Havaa, quant à elle, tente de comprendre ces méandres de la guerre qui lui ont arraché son père, et espère le revoir un jour. Akhmed va jouer les médecins malgré son manque d’expérience et Sonja va guider ces deux âmes non sans une certaine réticence au départ. Ces trois personnages vont finir par s’entraider et ces cinq jours à leurs côtés vont peu à peu nous faire comprendre leurs histoires respectives, leurs mésaventures, leurs chagrins, leurs espoirs. Entre flash-back et actualité, l’auteur nous fait découvrir les dessous de la guerre entre russes et tchétchènes. La perte d’une sœur, la trahison d’un voisin, l’horreur de la torture, mais malgré tout l’espoir de s’en sortir vivant.
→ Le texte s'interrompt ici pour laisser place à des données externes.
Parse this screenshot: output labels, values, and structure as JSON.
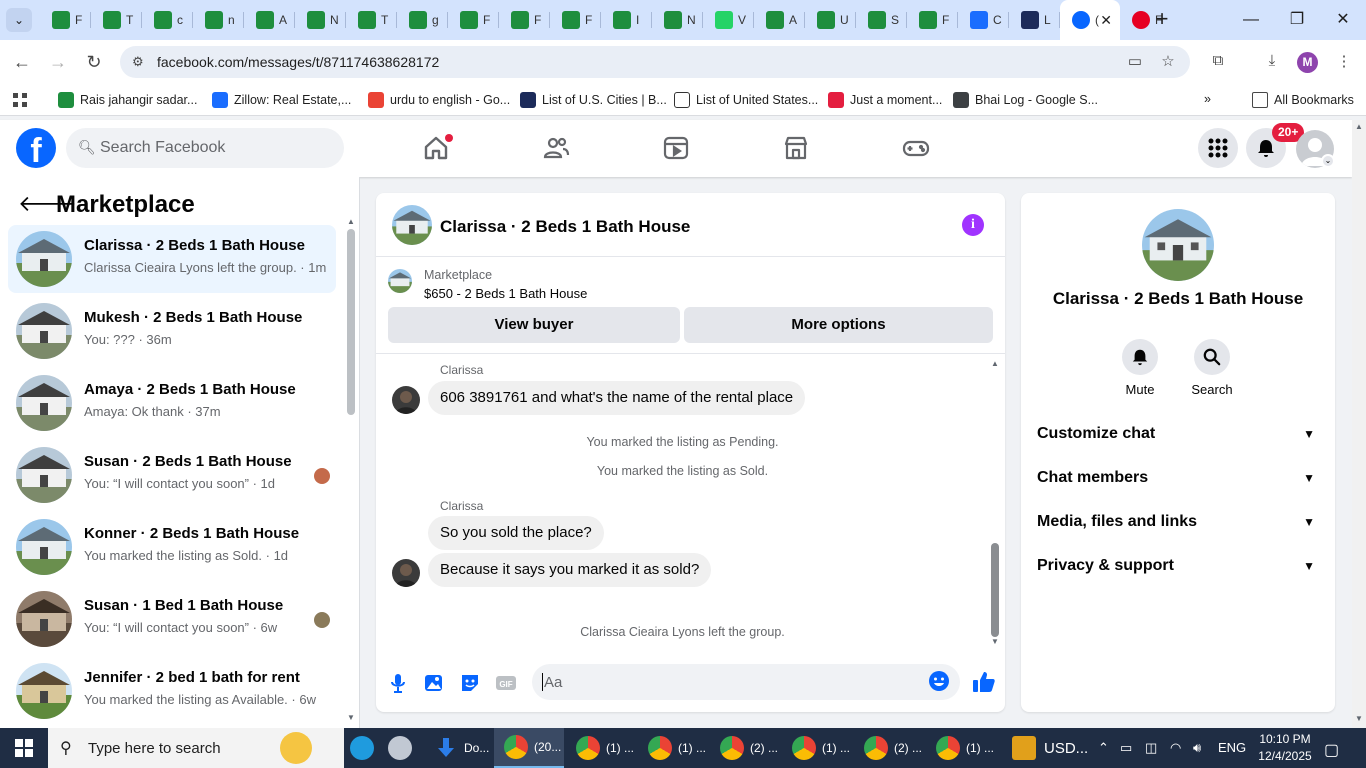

» A la table de la cuisine, elle examina le verre de glaçons. Chaque cube s’était arrondi avec la température de la pièce et achevait de se dissoudre dans ses propres restes. Et enfin, elle comprit…c’était ainsi que disparaissait une être cher. Malgré le choc de rentrer dans un appartement vide, l’absence n’est pas immédiate, c’était plus un estompage du présent qui s’opérait, une fonte dans le passé; pas un effacement, mais un changement d’état, de la présence au souvenir, du solide au liquide; et la personne que l’on touchait autrefois ruisselait aujourd’hui sur votre peau, s’étalait en flaque dans le dos; et on avait beau plonger, nager, se noyer dans les souvenirs, les doigts ne retenaient plus rien. »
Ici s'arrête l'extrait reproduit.